Dr. Aleksandra Zgierska, a family medicine and addiction medicine physician in Madison, WI, who served as an expert in the case, said, “This decision comes at a time when we know several important things: that the outcome of any particular pregnancy has typically far more to do with the life circumstances women grow up in (such as poverty, poor nutrition or access to health care) than any particular thing she does or does not do during pregnancy; that use of criminalized drugs is less risky to the developing fetus than once thought; and that the best ways to protect babies and grow healthy children is to provide confidential, non-threatening health care that keeps mothers engaged in treatment, if they need it, and mothers and babies together.”

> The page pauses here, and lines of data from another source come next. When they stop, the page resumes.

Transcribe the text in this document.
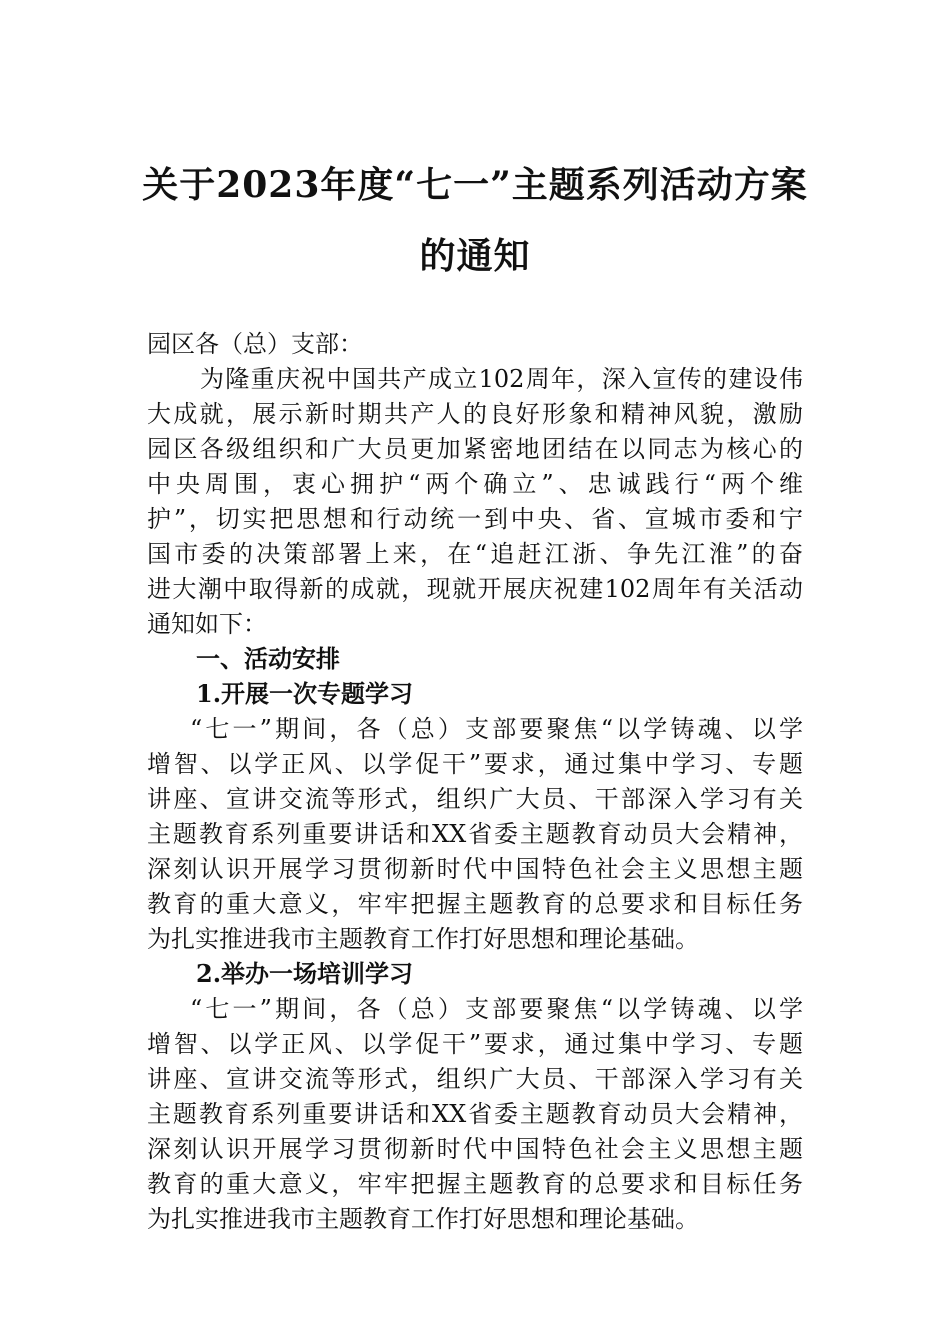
关于2023年度“七一”主题系列活动方案
的通知
园区各（总）支部：
为隆重庆祝中国共产成立102周年，深入宣传的建设伟
大成就，展示新时期共产人的良好形象和精神风貌，激励
园区各级组织和广大员更加紧密地团结在以同志为核心的
中央周围，衷心拥护“两个确立”、忠诚践行“两个维
护”，切实把思想和行动统一到中央、省、宣城市委和宁
国市委的决策部署上来，在“追赶江浙、争先江淮”的奋
进大潮中取得新的成就，现就开展庆祝建102周年有关活动
通知如下：
一、活动安排
1.开展一次专题学习
“七一”期间，各（总）支部要聚焦“以学铸魂、以学
增智、以学正风、以学促干”要求，通过集中学习、专题
讲座、宣讲交流等形式，组织广大员、干部深入学习有关
主题教育系列重要讲话和XX省委主题教育动员大会精神，
深刻认识开展学习贯彻新时代中国特色社会主义思想主题
教育的重大意义，牢牢把握主题教育的总要求和目标任务
为扎实推进我市主题教育工作打好思想和理论基础。
2.举办一场培训学习
“七一”期间，各（总）支部要聚焦“以学铸魂、以学
增智、以学正风、以学促干”要求，通过集中学习、专题
讲座、宣讲交流等形式，组织广大员、干部深入学习有关
主题教育系列重要讲话和XX省委主题教育动员大会精神，
深刻认识开展学习贯彻新时代中国特色社会主义思想主题
教育的重大意义，牢牢把握主题教育的总要求和目标任务
为扎实推进我市主题教育工作打好思想和理论基础。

Nancy Rosenbloom, NAPW’s Director of Legal Advocacy explained “Although the Court did not specifically rule on  other constitutional claims raised by our client, the Court acknowledged that the law implicates a number of fundamental constitutional rights.” The Court wrote, “contrary to the State’s contention, the Act plainly implicates constitutional rights, particularly the right to be free from physical restraint” as well as the rights to personal privacy, the right to be free from coerced medical treatment and bodily integrity.

The Court also ruled that while the state law is unconstitutional and enforcement of it must stop immediately, Ms. Loertscher would not be allowed to sue Taylor County for monetary damages. Professor Sarah Burns of the NYU Law School Reproductive Justice Clinic explained, “This part of the ruling is based on law that makes it difficult to hold municipalities liable for their practices, and as a result insulates the county from responsibility for the harm to women resulting from county actions, including stress, serious psychological harm and loss of trust in medical providers.”

Ms. Loertscher, 29 at the time of the proceeding gave birth to a healthy baby who is now a thriving 2-year-old. Ms. Loertscher and her family felt driven out of Wisconsin as a result of the government’s actions, and now live in another state.